Polisi yang menerima laporan langsung melakukan penyelidikan. Badri akhirnya berhasil diamankan tidak jauh dari lokasi kejadian dengan bantuan warga.
“Anggota bersama warga berhasil mengamankan tersangka Badri, sedangkan temannya melarikan diri. Sepeda motor yang dicuri dibawa oleh temannya,” ujarnya.

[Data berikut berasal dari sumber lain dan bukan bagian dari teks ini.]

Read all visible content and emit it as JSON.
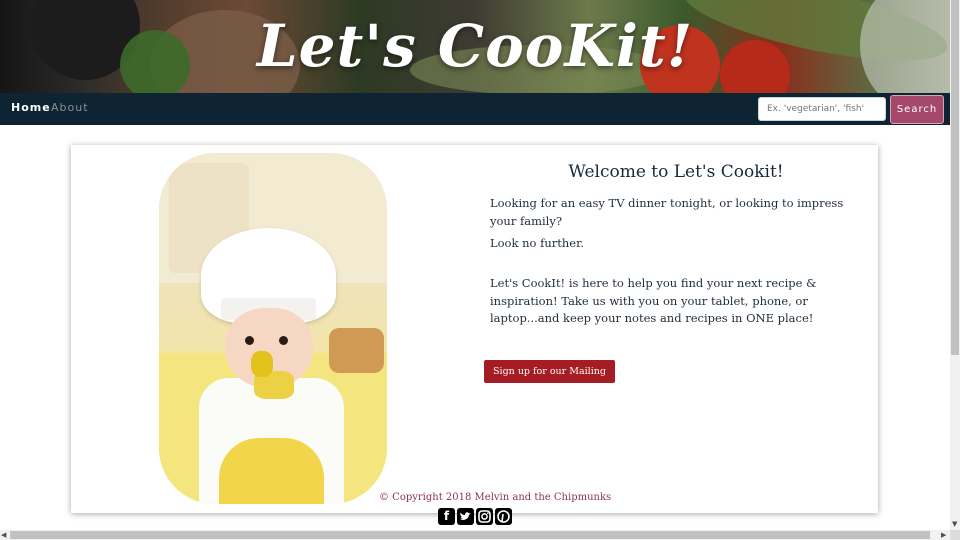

Dari pemeriksaan awal, Badri mengaku berperan sebagai pemantau situasi dalam aksi tersebut. Sementara eksekutor pencurian dilakukan oleh rekannya menggunakan kunci letter T.
“Saya hanya memantau situasi. Yang mengeksekusi motor teman saya, dia pakai kunci letter T,” ungkap Badri kepada penyidik.
Polisi turut mengamankan satu unit sepeda motor matic milik Y yang diduga digunakan untuk mendukung aksi pencurian tersebut.
Kepada penyidik, Badri juga mengaku dirinya bersama Y telah dua kali melakukan pencurian sepeda motor. Aksi pertama disebut dilakukan di kawasan Lorong Cempedak, sedangkan aksi kedua berlangsung di Aspol Lemabang.